North Korea has been condemned as one of the world’s worst violators of human rights. Yet China denies its obligations under the 1951 refugee convention, calling the fugitives “illegal immigrants”. It refuses to allow the United Nations High Commissioner for Refugees any access to these border areas. But it is possible to get at the truth by following the escapers to freedom.
The South Korean airliner could make the journey from Yanji to Seoul in 60 minutes but instead it flies a great loop around North Korean airspace to land after three hours in the air.
No refugee could hope to pass the Soviet-style security checks to get on the flight; on the divided Korean peninsula it seems that history has stood still since the end of the war here in 1953. Even in Seoul, I was to find, the survivors of Kim Jong-il’s utopia cannot escape his clammy grasp.
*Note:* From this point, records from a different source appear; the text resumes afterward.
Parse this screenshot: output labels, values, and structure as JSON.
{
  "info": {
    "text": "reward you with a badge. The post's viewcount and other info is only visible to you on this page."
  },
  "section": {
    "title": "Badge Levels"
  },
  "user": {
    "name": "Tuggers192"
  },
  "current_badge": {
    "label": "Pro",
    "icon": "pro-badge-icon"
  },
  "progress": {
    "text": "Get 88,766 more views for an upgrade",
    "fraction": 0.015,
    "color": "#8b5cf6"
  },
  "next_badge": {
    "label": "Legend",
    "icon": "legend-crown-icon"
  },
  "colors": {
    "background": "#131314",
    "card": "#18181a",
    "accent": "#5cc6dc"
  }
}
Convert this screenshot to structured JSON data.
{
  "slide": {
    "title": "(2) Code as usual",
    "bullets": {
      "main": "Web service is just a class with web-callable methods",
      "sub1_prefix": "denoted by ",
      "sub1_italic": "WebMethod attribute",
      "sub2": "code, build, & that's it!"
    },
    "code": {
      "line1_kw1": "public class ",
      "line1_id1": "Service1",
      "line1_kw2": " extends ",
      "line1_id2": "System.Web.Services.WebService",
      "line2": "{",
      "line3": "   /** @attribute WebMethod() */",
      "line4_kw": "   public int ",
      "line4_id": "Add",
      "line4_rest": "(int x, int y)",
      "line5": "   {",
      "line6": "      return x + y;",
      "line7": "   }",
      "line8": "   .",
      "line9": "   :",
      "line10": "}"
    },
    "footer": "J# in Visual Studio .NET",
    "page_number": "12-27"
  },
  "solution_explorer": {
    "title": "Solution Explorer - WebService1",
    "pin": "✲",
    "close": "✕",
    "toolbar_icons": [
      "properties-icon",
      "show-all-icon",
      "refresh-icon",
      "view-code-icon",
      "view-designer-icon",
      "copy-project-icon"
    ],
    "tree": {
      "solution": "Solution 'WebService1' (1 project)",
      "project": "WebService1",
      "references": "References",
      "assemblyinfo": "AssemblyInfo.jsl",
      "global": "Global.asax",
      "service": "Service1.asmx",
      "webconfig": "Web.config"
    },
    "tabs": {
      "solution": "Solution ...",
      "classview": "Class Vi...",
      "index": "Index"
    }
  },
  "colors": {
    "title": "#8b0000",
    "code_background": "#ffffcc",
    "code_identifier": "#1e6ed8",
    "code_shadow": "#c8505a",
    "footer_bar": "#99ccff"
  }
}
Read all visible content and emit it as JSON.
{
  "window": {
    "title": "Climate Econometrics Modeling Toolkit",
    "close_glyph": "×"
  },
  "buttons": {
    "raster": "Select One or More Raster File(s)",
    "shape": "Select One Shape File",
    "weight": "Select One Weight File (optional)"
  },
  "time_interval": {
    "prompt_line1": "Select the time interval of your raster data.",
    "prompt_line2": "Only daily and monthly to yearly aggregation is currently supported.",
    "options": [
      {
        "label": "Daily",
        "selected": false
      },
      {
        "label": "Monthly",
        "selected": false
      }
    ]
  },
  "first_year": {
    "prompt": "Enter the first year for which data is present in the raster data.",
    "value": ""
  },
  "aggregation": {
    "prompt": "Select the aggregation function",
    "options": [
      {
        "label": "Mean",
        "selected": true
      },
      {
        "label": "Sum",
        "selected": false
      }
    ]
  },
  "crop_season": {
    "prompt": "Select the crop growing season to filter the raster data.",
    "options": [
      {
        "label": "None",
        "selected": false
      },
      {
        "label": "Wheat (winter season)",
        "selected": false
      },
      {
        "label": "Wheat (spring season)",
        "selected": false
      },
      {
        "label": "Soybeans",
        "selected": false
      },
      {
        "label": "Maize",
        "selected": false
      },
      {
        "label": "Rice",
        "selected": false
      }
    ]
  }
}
Take the 70-year-old grandmother who sat opposite me in a cellar cafe near the British embassy. She asked to be called Park Kyong-ja. She had eight children and some of her family were still in North Korea. But she had escaped, twice.
“We were caught the first time and sent back from China,” she said. “I was stripped naked. They made me squat in case I was hiding anything in my body. I was beaten, of course. Then I was kept for a year in a prison in the Naman district of Chongjin city, North Hamgyong province.